The Washington Wizards were 16 games below .500 when the NBA suspended play back in March. Yet, they will be one of nine Eastern Conference teams heading to Orlando for the league’s restart.
Wizards shooting guard Bradley Beal continued to play at a high level for Washington, but the team desperately missed their second star, John Wall, and the roster was filled with inexperience.
The Wizards were actually one of the stronger offensive teams in the league. Washington ranked sixth in scoring and 12th in offensive rating, with Beal stuffing the stat sheet and serving as the team’s do-it-all playmaker.
But the inexperience showed on the defensive side of the floor. The Wizards ranked 29th in opponents scoring average and dead-last in defensive rating, per Basketball-Reference.
Despite the defensive deficiencies, however, the Wizards have a fighting chance at reaching the postseason.
Here are the three biggest questions for Washington going into the NBA restart.
3. Can they even reach the play-in tournament?
The Wizards are 5.5 games back of the Orlando Magic for the eighth and final playoff spot in the East.
If this were a standard format, they would have essentially no chance of making the playoffs given the 22 teams will be playing just eight games to conclude the regular season.
But there is a wrinkle to the restart: the team that finishes ninth in their respective conference will advance to a play-in tournament, pending they are no more than four games back of the No. 8 seed.
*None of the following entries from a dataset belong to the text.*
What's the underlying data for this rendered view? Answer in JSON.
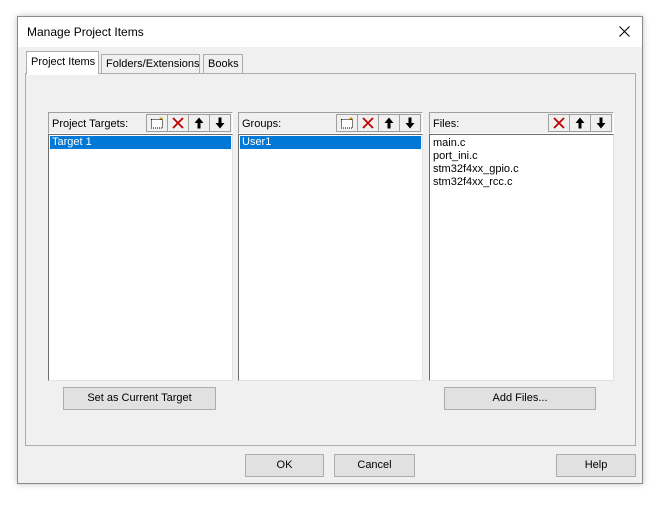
{
  "window": {
    "title": "Manage Project Items"
  },
  "tabs": [
    {
      "label": "Project Items"
    },
    {
      "label": "Folders/Extensions"
    },
    {
      "label": "Books"
    }
  ],
  "targets": {
    "label": "Project Targets:",
    "items": [
      "Target 1"
    ],
    "selected": "Target 1"
  },
  "groups": {
    "label": "Groups:",
    "items": [
      "User1"
    ],
    "selected": "User1"
  },
  "files": {
    "label": "Files:",
    "items": [
      "main.c",
      "port_ini.c",
      "stm32f4xx_gpio.c",
      "stm32f4xx_rcc.c"
    ]
  },
  "buttons": {
    "set_current_target": "Set as Current Target",
    "add_files": "Add Files...",
    "ok": "OK",
    "cancel": "Cancel",
    "help": "Help"
  },
  "colors": {
    "selection": "#0078d7",
    "delete_icon": "#c00000"
  }
}
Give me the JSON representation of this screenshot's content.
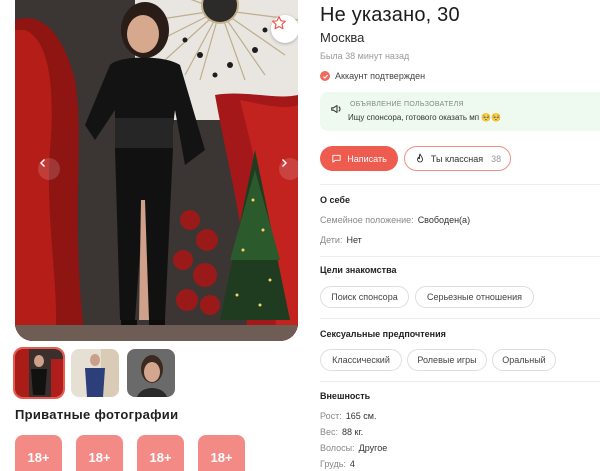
{
  "profile": {
    "name": "Не указано, 30",
    "city": "Москва",
    "last_seen": "Была 38 минут назад",
    "verified": "Аккаунт подтвержден"
  },
  "ad": {
    "label": "ОБЪЯВЛЕНИЕ ПОЛЬЗОВАТЕЛЯ",
    "text": "Ищу спонсора, готового оказать мп 🥺🥺"
  },
  "actions": {
    "write_label": "Написать",
    "like_label": "Ты классная",
    "like_count": "38"
  },
  "about": {
    "title": "О себе",
    "rows": [
      {
        "label": "Семейное положение:",
        "value": "Свободен(а)"
      },
      {
        "label": "Дети:",
        "value": "Нет"
      }
    ]
  },
  "goals": {
    "title": "Цели знакомства",
    "chips": [
      "Поиск спонсора",
      "Серьезные отношения"
    ]
  },
  "preferences": {
    "title": "Сексуальные предпочтения",
    "chips": [
      "Классический",
      "Ролевые игры",
      "Оральный"
    ]
  },
  "appearance": {
    "title": "Внешность",
    "rows": [
      {
        "label": "Рост:",
        "value": "165 см."
      },
      {
        "label": "Вес:",
        "value": "88 кг."
      },
      {
        "label": "Волосы:",
        "value": "Другое"
      },
      {
        "label": "Грудь:",
        "value": "4"
      }
    ]
  },
  "private": {
    "title": "Приватные фотографии",
    "tiles": [
      "18+",
      "18+",
      "18+",
      "18+"
    ]
  },
  "icons": {
    "favorite": "star-icon",
    "prev": "chevron-left-icon",
    "next": "chevron-right-icon",
    "verified": "check-circle-icon",
    "ad": "megaphone-icon",
    "write": "chat-icon",
    "like": "flame-icon"
  },
  "colors": {
    "accent": "#ee5b4f",
    "private_tile": "#f38a86",
    "ad_bg": "#eef9ef"
  }
}
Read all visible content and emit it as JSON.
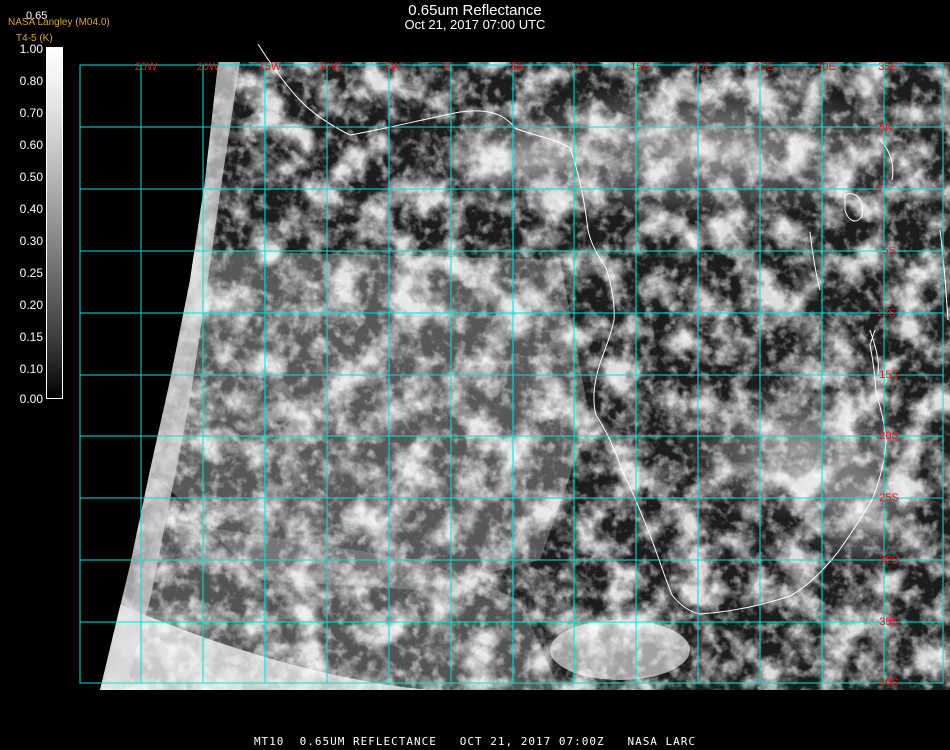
{
  "header": {
    "title": "0.65um Reflectance",
    "subtitle": "Oct 21, 2017 07:00 UTC",
    "org": "NASA Langley (M04.0)",
    "product": "T4-5 (K)",
    "scale_top": "0.65"
  },
  "colorbar": {
    "labels": [
      "1.00",
      "0.80",
      "0.70",
      "0.60",
      "0.50",
      "0.40",
      "0.30",
      "0.25",
      "0.20",
      "0.15",
      "0.10",
      "0.00"
    ]
  },
  "map": {
    "longitude_labels": [
      "25W",
      "20W",
      "15W",
      "10W",
      "5W",
      "0",
      "5E",
      "10E",
      "15E",
      "20E",
      "25E",
      "30E",
      "35E"
    ],
    "latitude_labels": [
      "5N",
      "0",
      "5S",
      "10S",
      "15S",
      "20S",
      "25S",
      "30S",
      "35S",
      "40S"
    ],
    "grid_color": "#00e0e0",
    "label_color": "#e01818",
    "coast_color": "#ffffff"
  },
  "footer": {
    "text": "MT10  0.65UM REFLECTANCE   OCT 21, 2017 07:00Z   NASA LARC"
  }
}
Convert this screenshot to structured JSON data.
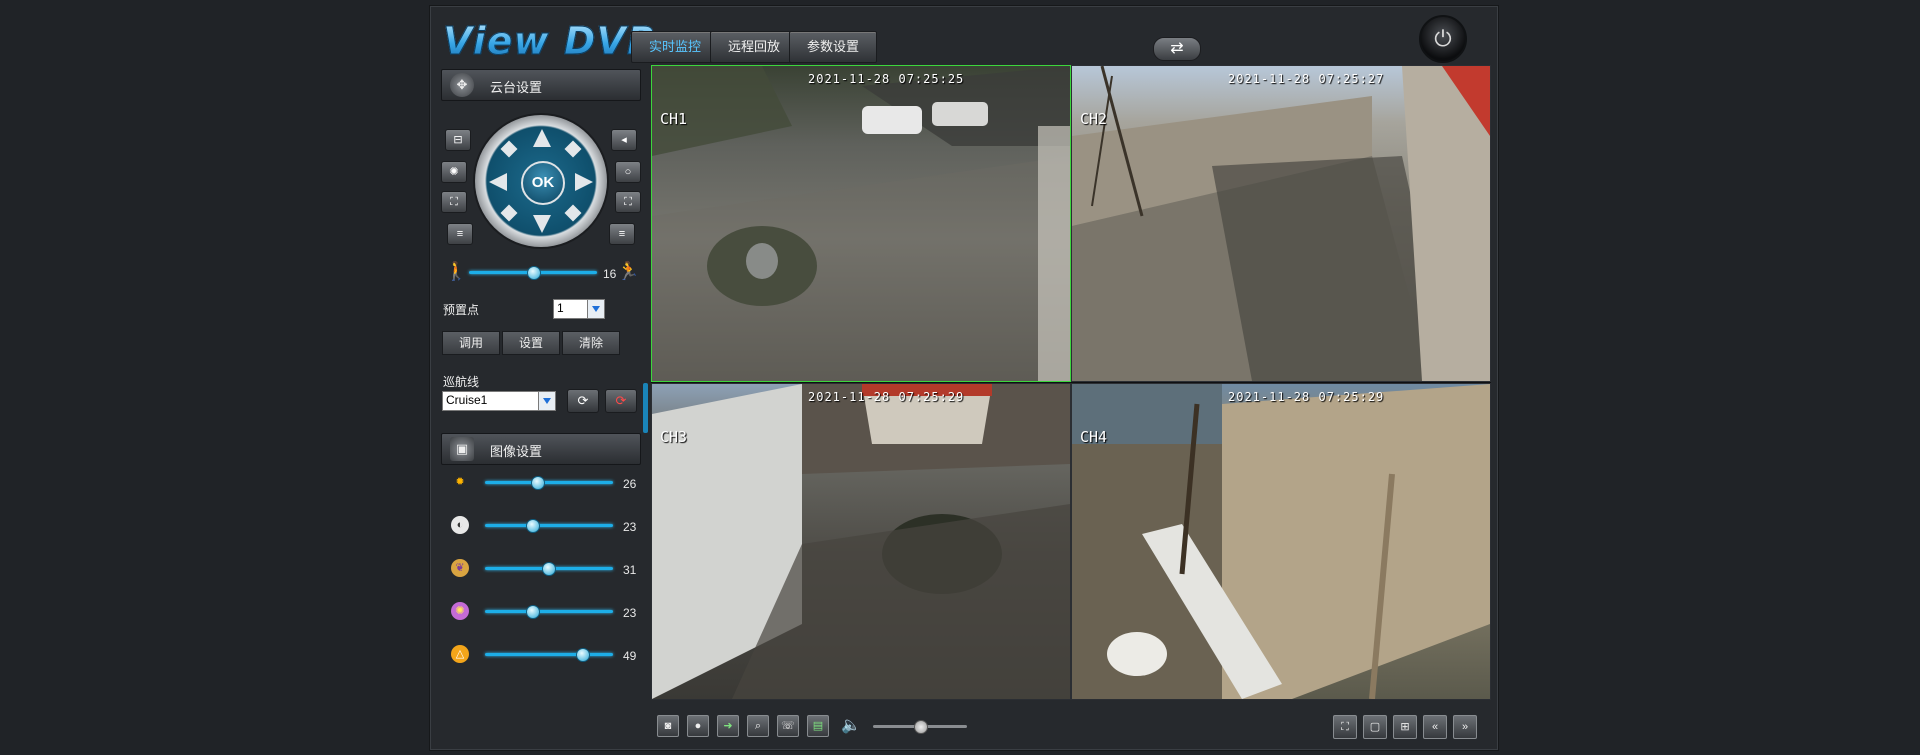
{
  "header": {
    "logo": "View DVR",
    "tabs": [
      {
        "label": "实时监控",
        "active": true
      },
      {
        "label": "远程回放",
        "active": false
      },
      {
        "label": "参数设置",
        "active": false
      }
    ],
    "swap_icon": "swap-arrows-icon",
    "power_icon": "power-icon",
    "swap_glyph": "⇄",
    "power_glyph": "⏻"
  },
  "ptz": {
    "title": "云台设置",
    "ok_label": "OK",
    "speed_value": "16",
    "speed_level": 0.5,
    "preset_label": "预置点",
    "preset_value": "1",
    "buttons": [
      "调用",
      "设置",
      "清除"
    ],
    "cruise_label": "巡航线",
    "cruise_value": "Cruise1"
  },
  "image": {
    "title": "图像设置",
    "sliders": [
      {
        "name": "brightness",
        "icon": "sun-icon",
        "value": "26",
        "level": 0.41
      },
      {
        "name": "contrast",
        "icon": "contrast-icon",
        "value": "23",
        "level": 0.37
      },
      {
        "name": "saturation",
        "icon": "palette-icon",
        "value": "31",
        "level": 0.49
      },
      {
        "name": "hue",
        "icon": "color-wheel-icon",
        "value": "23",
        "level": 0.37
      },
      {
        "name": "sharpness",
        "icon": "sharpness-icon",
        "value": "49",
        "level": 0.76
      }
    ]
  },
  "cameras": [
    {
      "channel": "CH1",
      "timestamp": "2021-11-28 07:25:25",
      "selected": true
    },
    {
      "channel": "CH2",
      "timestamp": "2021-11-28 07:25:27",
      "selected": false
    },
    {
      "channel": "CH3",
      "timestamp": "2021-11-28 07:25:29",
      "selected": false
    },
    {
      "channel": "CH4",
      "timestamp": "2021-11-28 07:25:29",
      "selected": false
    }
  ],
  "toolbar": {
    "left_icons": [
      "snapshot-icon",
      "record-icon",
      "export-icon",
      "zoom-icon",
      "talk-icon",
      "stream-icon"
    ],
    "volume_icon": "speaker-icon",
    "volume_level": 0.5,
    "right_icons": [
      "fullscreen-icon",
      "single-view-icon",
      "quad-view-icon",
      "previous-page-icon",
      "next-page-icon"
    ]
  },
  "colors": {
    "accent": "#1daee8",
    "active_tab_text": "#58c6ff",
    "selected_border": "#3cd63c"
  }
}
The No. 9 seed will then have to win consecutive games to proceed into the playoff bracket.
Naturally, this is great news for the Wizards, because it means they are really just 1.5 games out of earning the chance to participate in this play-in tournament.
This might not seem like much of a deficit. Then again, it might look like more of a mountain to climb depending on who the Wizards play in their final eight games.
According to Tim Reynolds of the AP, Washington could face a tough slate.
If the NBA goes with a plan of playing the next eight Disney/ESPN bound teams on your schedule – capping each team at 8 games – this is what the matchups for those 22 teams COULD look like:
– Heat and Magic each need 1 game
– Lakers and Blazers each need 2 games pic.twitter.com/UgYSiITidq
— Tim Reynolds (@ByTimReynolds) June 3, 2020
This template is purely hypothetical. But even if it is somewhat accurate, the Wizards are in for a pretty rough ride.
Four combined games against the Milwaukee Bucks and Boston Celtics would be tough enough. But adding a pair of potential contests against the Oklahoma City Thunder and Philadelphia 76ers might be enough to sink the Wizards.
Of course, nobody knows how teams will respond after such a long hiatus. Perhaps the Wizards could surprise against elite competition, but it seems unlikely.
In this case, just getting to the play-in tournament would be a major win.
2. Who will defend?
Regardless of who the Wizards play, they need to be stingier on the defensive end of the floor.
Scott Brooks’ team loves to get up and down the court. The Wizards rank sixth in pace. But perhaps Brooks should consider slowing things up if it means Washington has more opportunities to set its defense and preserve some energy.
Troy Brown is probably the team’s strongest wing defender, and has also been surprisingly effective at clearing the boards. The 20-year-old has taken a big step forward in his second year, and it might be worth giving him additional minutes in the restart.
Brown averaged close to 25 minutes per game during the regular season. But he could stand for a minutes bump, particularly because he can also shoot at a decent clip and handle the ball.
The Wizards are going to need more effort from Rui Hachimura. While Rui has shown flashes of potential, he has been a far cry from the sort of versatile defensive playmaker he was at Gonzaga. Much like center Thomas Bryant, he lacks awareness at times.
Speaking of Bryant, he has to be a more assertive interior presence. The Wizards clearly cannot rely on Davis Bertans to lock down the paint, and Bryant needs to make cleaner rotations and become a more dependable help defender.
In reality, the Wizards need improvement from a holistic perspective in terms of team defense. But some slight adjustments and strides from a select few players could make a world of difference.
1. Will Wall return?
This has to be the biggest question.
Time and again, the Wizards have denied Wall will play this season. Wall himself said earlier this month he would not take part in proceedings (per Chase Hughes of NBC Sports Washington):
“I won’t play at all. I will wait until next season. The decision has been already made. No, I’m not,” he said.
Wall also said on Tuesday he has no interest in taking part in the restart given the current social climate, per Hughes.
At the same time, this is the same man who declared himself “110 percent” healthy after missing over a year and a half due to a ruptured Achilles.
Additionally, some of the teams in the Eastern Conference had already begun preparing as if Wall would indeed join the Wizards in Orlando.
Washington still owes Wall a tremendous amount of money over the course of the next few years, and they absolutely want to protect their investment in the franchise point guard.
But there is always the chance Wall could pull off a shocker and take the floor as the Wizards scrap to get into the playoffs.